Em França, são reconhecidos quatro tipos de testamento:

• Testamento ológrafo: deve ser integralmente escrito, datado e assinado pelo próprio testador (artigo 970.º do Código Civil).

• Testamento autêntico: deve ser recebido por dois notários ou por um notário e duas testemunhas (artigo 971.º do Código Civil). Se o testamento for recebido por dois notários, é‑lhes ditado pelo testador. O mesmo se aplica se o testamento for recebido por um único notário. Em ambos os casos, o testamento é, em seguida, lido ao testador (artigo 972.º do Código Civil). O testamento deve ser assinado pelo testador na presença do notário e das duas testemunhas (artigo 973.º do Código Civil) e assinado pelo notário e pelas testemunhas (artigo 974.º do Código Civil).

• Testamento cerrado: é datilografado ou manuscrito pelo testador ou por outra pessoa, assinado pelo testador, depois apresentado fechado e selado perante um notário, na presença de duas testemunhas (artigo 976.º do Código Civil).
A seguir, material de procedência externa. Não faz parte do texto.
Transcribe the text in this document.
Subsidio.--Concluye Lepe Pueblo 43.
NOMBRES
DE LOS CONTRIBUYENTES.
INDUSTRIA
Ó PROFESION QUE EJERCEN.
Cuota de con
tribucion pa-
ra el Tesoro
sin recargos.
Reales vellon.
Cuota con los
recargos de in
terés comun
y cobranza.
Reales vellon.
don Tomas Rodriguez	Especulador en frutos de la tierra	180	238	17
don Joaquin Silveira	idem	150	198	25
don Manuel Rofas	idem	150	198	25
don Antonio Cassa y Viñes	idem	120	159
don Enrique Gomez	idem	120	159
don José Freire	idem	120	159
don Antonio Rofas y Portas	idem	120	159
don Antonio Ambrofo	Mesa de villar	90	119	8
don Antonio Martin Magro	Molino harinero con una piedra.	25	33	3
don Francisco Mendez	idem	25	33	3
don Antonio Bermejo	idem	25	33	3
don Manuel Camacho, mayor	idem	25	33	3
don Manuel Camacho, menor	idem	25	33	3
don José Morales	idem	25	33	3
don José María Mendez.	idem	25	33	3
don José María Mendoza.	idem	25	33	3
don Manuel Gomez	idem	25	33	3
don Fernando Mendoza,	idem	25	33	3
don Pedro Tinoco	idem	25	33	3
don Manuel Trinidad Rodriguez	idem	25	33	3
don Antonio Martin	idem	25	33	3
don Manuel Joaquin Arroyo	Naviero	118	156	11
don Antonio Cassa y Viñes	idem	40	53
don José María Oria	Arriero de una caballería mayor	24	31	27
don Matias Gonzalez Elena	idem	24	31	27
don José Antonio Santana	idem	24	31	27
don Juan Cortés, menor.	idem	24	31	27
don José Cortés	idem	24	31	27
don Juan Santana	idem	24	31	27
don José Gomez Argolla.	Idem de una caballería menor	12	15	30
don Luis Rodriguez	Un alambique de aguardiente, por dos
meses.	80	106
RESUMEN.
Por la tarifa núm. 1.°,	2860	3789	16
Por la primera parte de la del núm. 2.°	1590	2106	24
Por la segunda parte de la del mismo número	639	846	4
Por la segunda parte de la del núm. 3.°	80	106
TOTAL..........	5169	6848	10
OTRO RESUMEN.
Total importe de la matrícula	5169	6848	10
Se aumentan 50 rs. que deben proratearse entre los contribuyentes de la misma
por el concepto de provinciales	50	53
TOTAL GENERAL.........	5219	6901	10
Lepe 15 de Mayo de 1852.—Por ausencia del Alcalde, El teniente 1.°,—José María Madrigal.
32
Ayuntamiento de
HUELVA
• Testamento internacional: é apresentado pelo testador a um notário e duas testemunhas, assinado por eles e depois anexado a um atestado redigido pelo notário junto do qual ficará depositado (Convenção de Washington de 26 de outubro de 1973).

Nos termos do artigo 895.º do Código Civil, o testador pode revogar o seu testamento a qualquer momento.

Pactos sucessórios

Os pactos sobre sucessão futura são, em princípio, proibidos (artigo 722.º do Código Civil).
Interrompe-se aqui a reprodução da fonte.